In her June 1 Instagram post, Goranson went on to state why she thought the berries came early: “Climate change is real and it brings all kinds of (expensive) challenges to growing food,” she wrote next to a photograph of luscious-looking berries. “But anyway, we’ve got EARLY, ripe, field-grown, sun-ripened, certified organic strawberries in LIMITED supply at the farm stand and at markets this week.”
Jordan agreed. “There is a shift going on that we all need to recognize, and I plan our crops and planting and irrigation and all those things accordingly. Anyone who denies that it’s going on isn’t looking because it’s everywhere.”
If not everyone was willing to attribute a single season’s strawberry shift to climate change, there was general agreement that the trend in Maine is toward milder and much less predictable weather, creating problems, and occasional opportunities, for farmers.
On the problem side: new pests; late, strawberry-blossom killing frosts as happened on June 1, 2020; also early frosts come fall, as were recorded in mid-September in 2020; and drought, as Maine has suffered for the last several springs and summers, which can require that strawberry farmers water their fields before they plant. Most strawberry farmers in Maine now irrigate, but “even if we irrigate, if there is no rain at all, it is really hard to keep up,” Bamford said.
As farmers scramble to adapt to more weather variability, “You try different strategies,” said Nate Drummond of Six River Farm in Bowdoinham. “We are trying some later ripening (straw)berries this year. More growers are trialing different berries in late summer and fall, taking advantage of mild falls. They used to not be viable. Now, all of the sudden you get a berry-picking window in fall. We’re trying as farmers not to have all our eggs in one basket. You can’t count on the things that have been passed down the generations: ‘This is when you plant this, and this is when you harvest that.’ All those things are shifting.”
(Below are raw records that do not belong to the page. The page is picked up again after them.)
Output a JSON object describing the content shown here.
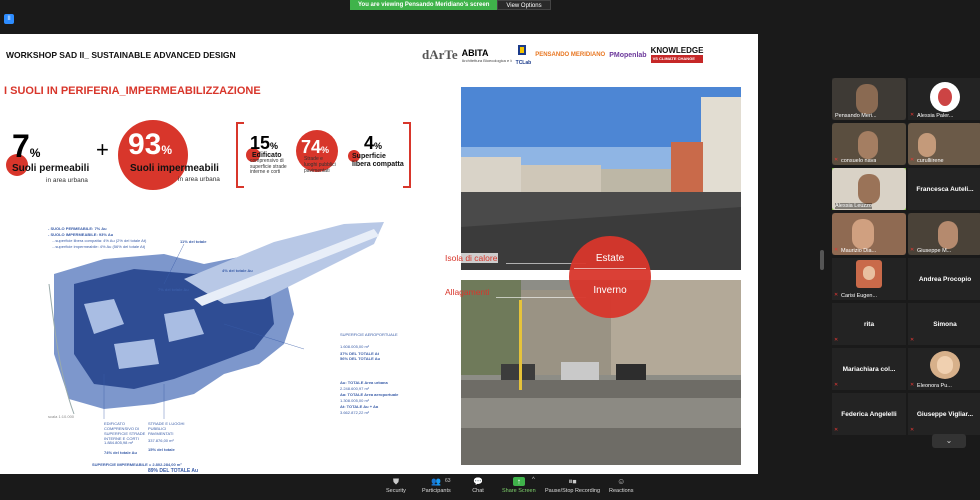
{
  "banner": {
    "viewing": "You are viewing Pensando Meridiano's screen",
    "view_options": "View Options"
  },
  "slide": {
    "workshop_title": "WORKSHOP SAD II_ SUSTAINABLE ADVANCED DESIGN",
    "logos": {
      "darte": "dArTe",
      "abita": "ABITA",
      "abita_sub": "Architettura Bioecologica e Innovazione Tecnologica per l'Ambiente",
      "tclab": "TCLab",
      "pensando": "PENSANDO MERIDIANO",
      "pmlab": "PMopenlab",
      "knowledge": "KNOWLEDGE",
      "knowledge_sub": "VS CLIMATE CHANGE"
    },
    "section_title": "I SUOLI IN PERIFERIA_IMPERMEABILIZZAZIONE",
    "stats": [
      {
        "value": "7",
        "unit": "%",
        "label": "Suoli permeabili",
        "sub": "in area urbana"
      },
      {
        "value": "93",
        "unit": "%",
        "label": "Suoli impermeabili",
        "sub": "in area urbana"
      },
      {
        "value": "15",
        "unit": "%",
        "label": "Edificato",
        "sub": "comprensivo di superficie strade interne e corti"
      },
      {
        "value": "74",
        "unit": "%",
        "label": "Strade e luoghi pubblici",
        "sub": "pavimentati"
      },
      {
        "value": "4",
        "unit": "%",
        "label": "Superficie",
        "sub": "libera compatta"
      }
    ],
    "plus": "+",
    "map_notes": {
      "permeabile": "- SUOLO PERMEABILE: 7% Au",
      "impermeabile": "- SUOLO IMPERMEABILE: 93% Au",
      "libera": "...superficie libera compatta: 4% Au (2% del totale At)",
      "imperm": "...superficie impermeabile: 4% Au (56% del totale At)",
      "tot11": "11% del totale",
      "tot7": "7% del totale Au",
      "tot4": "4% del totale Au",
      "aero": "SUPERFICIE AEROPORTUALE",
      "aero_val": "1.608.005,00 m²",
      "aero_pct": "37% DEL TOTALE At",
      "aero_pct2": "56% DEL TOTALE Au",
      "au_tot": "Au: TOTALE Area urbana",
      "au_val": "2.248.600,97 m²",
      "aa_tot": "Aa: TOTALE Area aeroportuale",
      "aa_val": "1.308.005,00 m²",
      "at_tot": "At: TOTALE Au + Aa",
      "at_val": "3.662.872,22 m²",
      "edif": "EDIFICATO COMPRENSIVO DI SUPERFICIE STRADE INTERNE E CORTI",
      "edif_val": "1.884.805,98 m²",
      "edif_pct": "74% del totale Au",
      "strade": "STRADE E LUOGHI PUBBLICI PAVIMENTATI",
      "strade_val": "337.876,00 m²",
      "strade_pct": "15% del totale",
      "sup_imperm": "SUPERFICIE IMPERMEABILE = 2.802.284,00 m²",
      "sup_pct": "89% DEL TOTALE Au",
      "scale": "scala 1:10.000"
    },
    "annotations": {
      "calore": "Isola di calore",
      "allagamenti": "Allagamenti"
    },
    "seasons": {
      "estate": "Estate",
      "inverno": "Inverno"
    }
  },
  "participants": [
    {
      "name": "Pensando Meri...",
      "type": "video"
    },
    {
      "name": "Alessia Paler...",
      "type": "video"
    },
    {
      "name": "consuelo nava",
      "type": "video"
    },
    {
      "name": "curulliirene",
      "type": "video"
    },
    {
      "name": "Alessia Leuzzo",
      "type": "video",
      "active": true
    },
    {
      "name": "Francesca Auteli...",
      "type": "name"
    },
    {
      "name": "Maurizio Dia...",
      "type": "video"
    },
    {
      "name": "Giuseppe M...",
      "type": "video"
    },
    {
      "name": "Carisi Eugen...",
      "type": "video"
    },
    {
      "name": "Andrea Procopio",
      "type": "name"
    },
    {
      "name": "rita",
      "type": "name"
    },
    {
      "name": "Simona",
      "type": "name"
    },
    {
      "name": "Mariachiara col...",
      "type": "name"
    },
    {
      "name": "Eleonora Pu...",
      "type": "video"
    },
    {
      "name": "Federica Angelelli",
      "type": "name"
    },
    {
      "name": "Giuseppe Vigliar...",
      "type": "name"
    }
  ],
  "toolbar": {
    "security": "Security",
    "participants": "Participants",
    "participants_count": "63",
    "chat": "Chat",
    "share": "Share Screen",
    "recording": "Pause/Stop Recording",
    "reactions": "Reactions"
  },
  "colors": {
    "accent_red": "#d8362b",
    "zoom_green": "#3fb34a",
    "map_blue": "#3a5da8"
  }
}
Early ripening strawberries also can create a marketing problem for pick-your-own farmers, Handley said, “because the kids aren’t out of school yet, the families aren’t yet in vacation mode, it’s a family activity, and in Maine it’s traditional to get out the weekend of July 4, and now growers have their head in their hands, ‘Am I going to have any berries left by July 4?’ The last thing you want to do is disappoint a pick-your-own customer because they have long memories.”
How long this year’s strawberry season will run is an open question. This week in southern Maine, temperatures have been cool, sunny and pleasant, letting the berries ripen gradually. Another hot spell, though, as the state experienced the second week of June, could upset the strawberry cart, so to speak.
“When it’s cool overnight, the strawberry factory shuts down at night. But when it’s warm at night, the factory goes all night long. Back during those hot days, we had some pretty hot nights,” Bamford said. “They don’t stay on the vine as long once they get ripe. They go overripe. It’s like you and me in 95-degree temperatures – we still might be walking around breathing, but we’re not as good as at 75 degrees.”
Unlike with string beans or corn, say, farmers can’t simply assess the early summer weather and succession plant strawberries as a way to extend the season; the berries you are eating this year were pre-programmed by the plants, which are perennials, last year.
That’s why, if you plan to pick-your-own strawberries this summer, Handley suggests you take no chances.
“An early season, especially when hot, often means a short season,” he said. “People who procrastinate and linger maybe find themselves out of luck this year.”